MI VIDA POR UNA FOTO

MI VIDA POR UNA FOTO

 

Allá a lo lejos y hace tiempo hubo un rey que desesperado por huir de la batalla perdida, ofrecía su reino a quien le ofreciera un caballo: “Mi reino por un caballo.”

Desde entonces quedó establecida la costumbre de ofrecer un precio inmenso por una nimiedad que puede salvar la vida.

     ¿Qué daría hoy en día un presidente o un rey en tal caso? Nada, no se haga ilusiones el lector,  porque los soberanos no se presentan en los campos de batalla ni ebrios ni dormidos: se mueven en este mundo bajo la premisa inalterable de “animémonos y vayan.” Mientras sus súbditos mueren en las batallas, ellos se mantienen refugiados en algún búnker, cueva o túnel subterráneo, hospital, escuela, jardín de infantes, maternidad o templos, con la esperanza de que los enemigos sean ingenuos y dejen de atacarlos. Podrían citarse decenas de dictadores que cuando llegó la hora de la valentía, se mostraron cobardes como cualquier vecino de la calle y se fugaron a embajadas en busca de protección. No es necesario mencionarlos, porque cualquier curioso puede encontrar sus nombres en los diarios de la época. 

     Pero dejemos a los cobardes históricos con certificado de garantía y volvamos a los cobardes vulgares, a los cobardes actuales, que tienen miedo a no salir impresos en las portadas de las revistas o diarios, y ofrecen fortunas a los editores a cambio una publicación.  Mingo Equus pagó 200.000 dólares al editor de Good Wealth para ver su rostro con sonrisa trucada de ángel en la publicación, debido a que su facies real se parecía a la de un perro bulldog.  Dulzura Naciente, bailarina colombiana de cumbia, pagó por su parte 500.000 para que el editor publicara su fotografía de cuerpo entero, pero cambiada su piel negra en la de una mulata.

      Es inexplicable este obsesivo afán por la propia fotografía, como si en el más allá el ingreso se hiciera conforme a las fotografías terrenales y no a los actos cumplidos. Los guardianes de las tres puertas celestiales no confían en las fotos de nosotros los humanos y se atienen estrictamente a los registros propios. 
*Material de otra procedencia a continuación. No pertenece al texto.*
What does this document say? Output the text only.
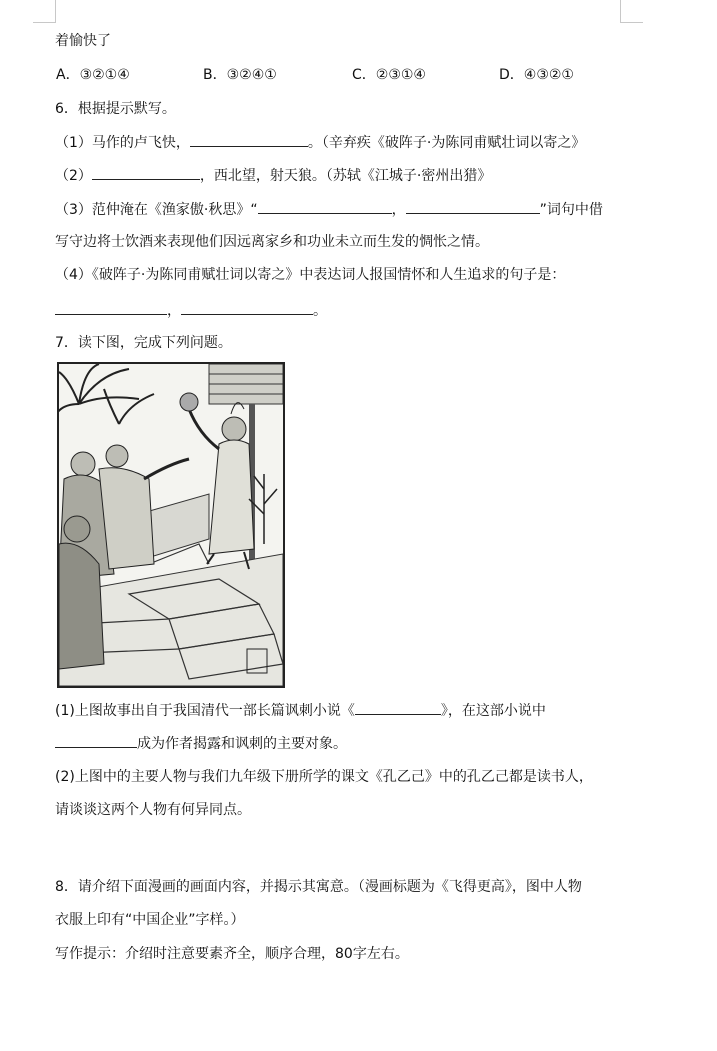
着愉快了
A．③②①④	B．③②④①	C．②③①④	D．④③②①
6．根据提示默写。
（1）马作的卢飞快，	。（辛弃疾《破阵子·为陈同甫赋壮词以寄之》
（2）	，西北望，射天狼。（苏轼《江城子·密州出猎》
（3）范仲淹在《渔家傲·秋思》“	，	”词句中借
写守边将士饮酒来表现他们因远离家乡和功业未立而生发的惆怅之情。
（4）《破阵子·为陈同甫赋壮词以寄之》中表达词人报国情怀和人生追求的句子是：
，	。
7．读下图，完成下列问题。
(1)上图故事出自于我国清代一部长篇讽刺小说《	》，在这部小说中
成为作者揭露和讽刺的主要对象。
(2)上图中的主要人物与我们九年级下册所学的课文《孔乙己》中的孔乙己都是读书人，
请谈谈这两个人物有何异同点。
8．请介绍下面漫画的画面内容，并揭示其寓意。（漫画标题为《飞得更高》，图中人物
衣服上印有“中国企业”字样。）
写作提示：介绍时注意要素齐全，顺序合理，80字左右。
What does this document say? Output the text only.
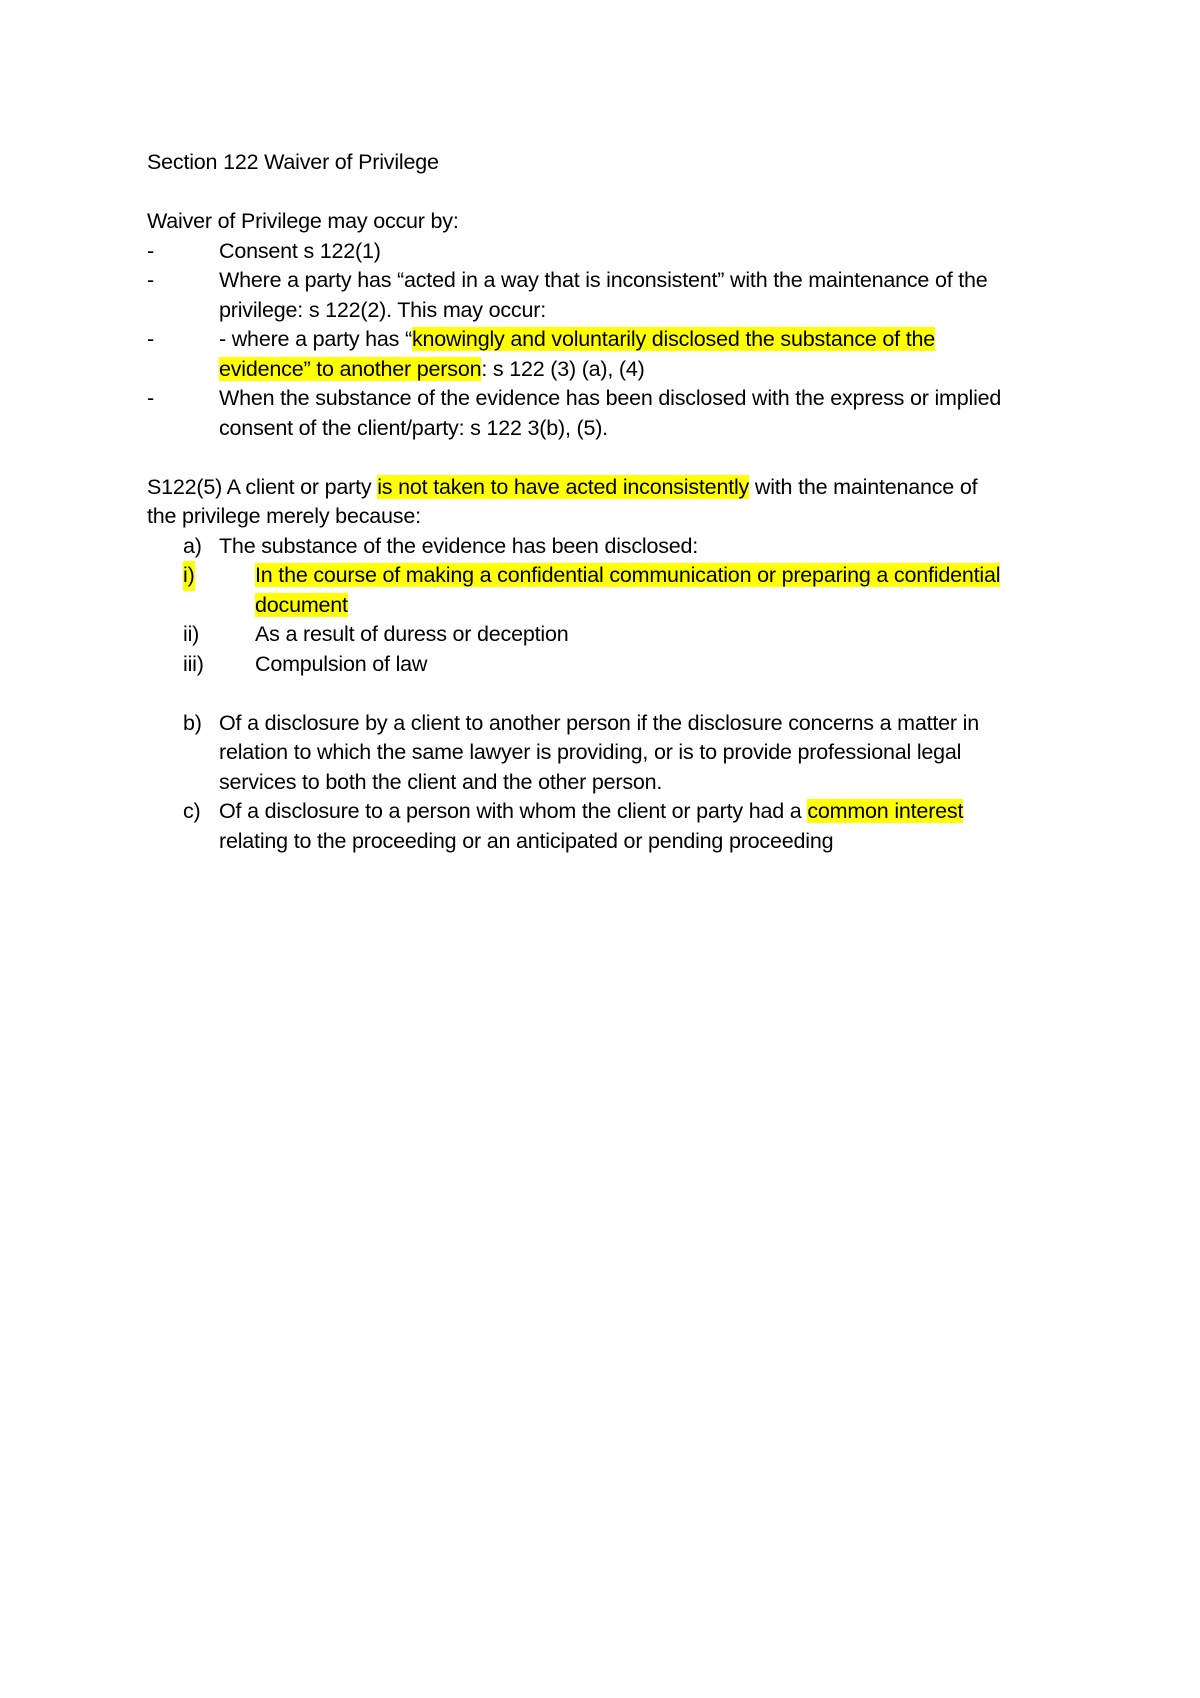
Section 122 Waiver of Privilege
Waiver of Privilege may occur by:
-	Consent s 122(1)
-	Where a party has “acted in a way that is inconsistent” with the maintenance of the
privilege: s 122(2). This may occur:
-	- where a party has “knowingly and voluntarily disclosed the substance of the
evidence” to another person: s 122 (3) (a), (4)
-	When the substance of the evidence has been disclosed with the express or implied
consent of the client/party: s 122 3(b), (5).
S122(5) A client or party is not taken to have acted inconsistently with the maintenance of
the privilege merely because:
a) The substance of the evidence has been disclosed:
i)	In the course of making a confidential communication or preparing a confidential
document
ii)	As a result of duress or deception
iii) Compulsion of law
b) Of a disclosure by a client to another person if the disclosure concerns a matter in
relation to which the same lawyer is providing, or is to provide professional legal
services to both the client and the other person.
c) Of a disclosure to a person with whom the client or party had a common interest
relating to the proceeding or an anticipated or pending proceeding
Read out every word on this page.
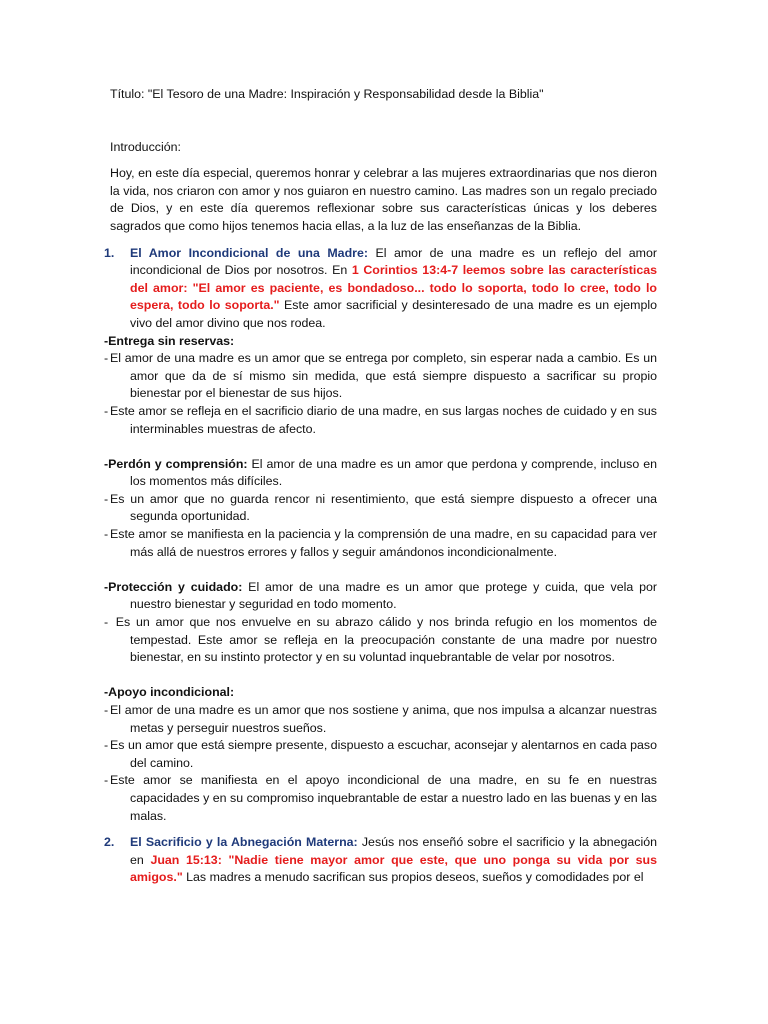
Título: "El Tesoro de una Madre: Inspiración y Responsabilidad desde la Biblia"

Introducción:

Hoy, en este día especial, queremos honrar y celebrar a las mujeres extraordinarias que nos dieron la vida, nos criaron con amor y nos guiaron en nuestro camino. Las madres son un regalo preciado de Dios, y en este día queremos reflexionar sobre sus características únicas y los deberes sagrados que como hijos tenemos hacia ellas, a la luz de las enseñanzas de la Biblia.

1. El Amor Incondicional de una Madre: El amor de una madre es un reflejo del amor incondicional de Dios por nosotros. En 1 Corintios 13:4-7 leemos sobre las características del amor: "El amor es paciente, es bondadoso... todo lo soporta, todo lo cree, todo lo espera, todo lo soporta." Este amor sacrificial y desinteresado de una madre es un ejemplo vivo del amor divino que nos rodea.

-Entrega sin reservas:

- El amor de una madre es un amor que se entrega por completo, sin esperar nada a cambio. Es un amor que da de sí mismo sin medida, que está siempre dispuesto a sacrificar su propio bienestar por el bienestar de sus hijos.

- Este amor se refleja en el sacrificio diario de una madre, en sus largas noches de cuidado y en sus interminables muestras de afecto.

-Perdón y comprensión: El amor de una madre es un amor que perdona y comprende, incluso en los momentos más difíciles.

- Es un amor que no guarda rencor ni resentimiento, que está siempre dispuesto a ofrecer una segunda oportunidad.

- Este amor se manifiesta en la paciencia y la comprensión de una madre, en su capacidad para ver más allá de nuestros errores y fallos y seguir amándonos incondicionalmente.

-Protección y cuidado: El amor de una madre es un amor que protege y cuida, que vela por nuestro bienestar y seguridad en todo momento.

- Es un amor que nos envuelve en su abrazo cálido y nos brinda refugio en los momentos de tempestad. Este amor se refleja en la preocupación constante de una madre por nuestro bienestar, en su instinto protector y en su voluntad inquebrantable de velar por nosotros.

-Apoyo incondicional:

- El amor de una madre es un amor que nos sostiene y anima, que nos impulsa a alcanzar nuestras metas y perseguir nuestros sueños.

- Es un amor que está siempre presente, dispuesto a escuchar, aconsejar y alentarnos en cada paso del camino.

- Este amor se manifiesta en el apoyo incondicional de una madre, en su fe en nuestras capacidades y en su compromiso inquebrantable de estar a nuestro lado en las buenas y en las malas.

2. El Sacrificio y la Abnegación Materna: Jesús nos enseñó sobre el sacrificio y la abnegación en Juan 15:13: "Nadie tiene mayor amor que este, que uno ponga su vida por sus amigos." Las madres a menudo sacrifican sus propios deseos, sueños y comodidades por el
     Esta angustia por la fotografía asombraría a los mismísimos hermanos Lumière, que a duras penas aceptaron ser fotografiados ellos mismos, aunque dicho sea en su honor, no cobraron estipendio alguno por esa concesión. Mas cuando en la vida se mezclan la fotomanía con la ignorancia, el asunto se torna peligrosísimo. Mariquita Reinosa, actriz de espectáculos, no conseguía que le tomaran una fotografía y la publicaran en la portada de Good Wealth, como había sucedido con Mingo Equus. En su niñez los consejos escolares la habían declarado “analfabeta a perpetuidad”, y su razón tenían. Sostenía que como la letra hache no se pronuncia en castellano, en su lugar debía ponerse un cero.

     No habría corrido mayor peligro, si además de ignorante se hubiera resignado a quedarse en su casa y tejer. Pero no. Fotomanía e ignorancia forman un cóctel mortal, y ella sin darse cuenta, se metió cierto día en la manifestación de unos piqueteros fotográficos que reclamaban el monopolio para ejercer su oficio en la ciudad, con exclusión de todo otro profesional. Excitada y fuera de sí por los tambores, pitos, maracas y panderetas, perdió los estribos y se puso a gritar “Mi vida por una fotografía” en vez de ofrecer en pago alguna otra minucia de menos valor, como podría haber sido “mi marido por una foto.”

     Los errores se pagan en este mundo lo mismo que las verdades, y así ocurrió en su caso. Un piquetero tailandés refugiado, se hizo cargo del ofrecimiento, le tomó la foto con una Polaroid en la refriega, se la tiró a los pies, y le dio un maquinazo en la cabeza al grito de  “Entrégale tu alma al Diablo a cuenta de mis deudas.”  

     Eso le pasó a Mariquita Reinosa por vanidosa.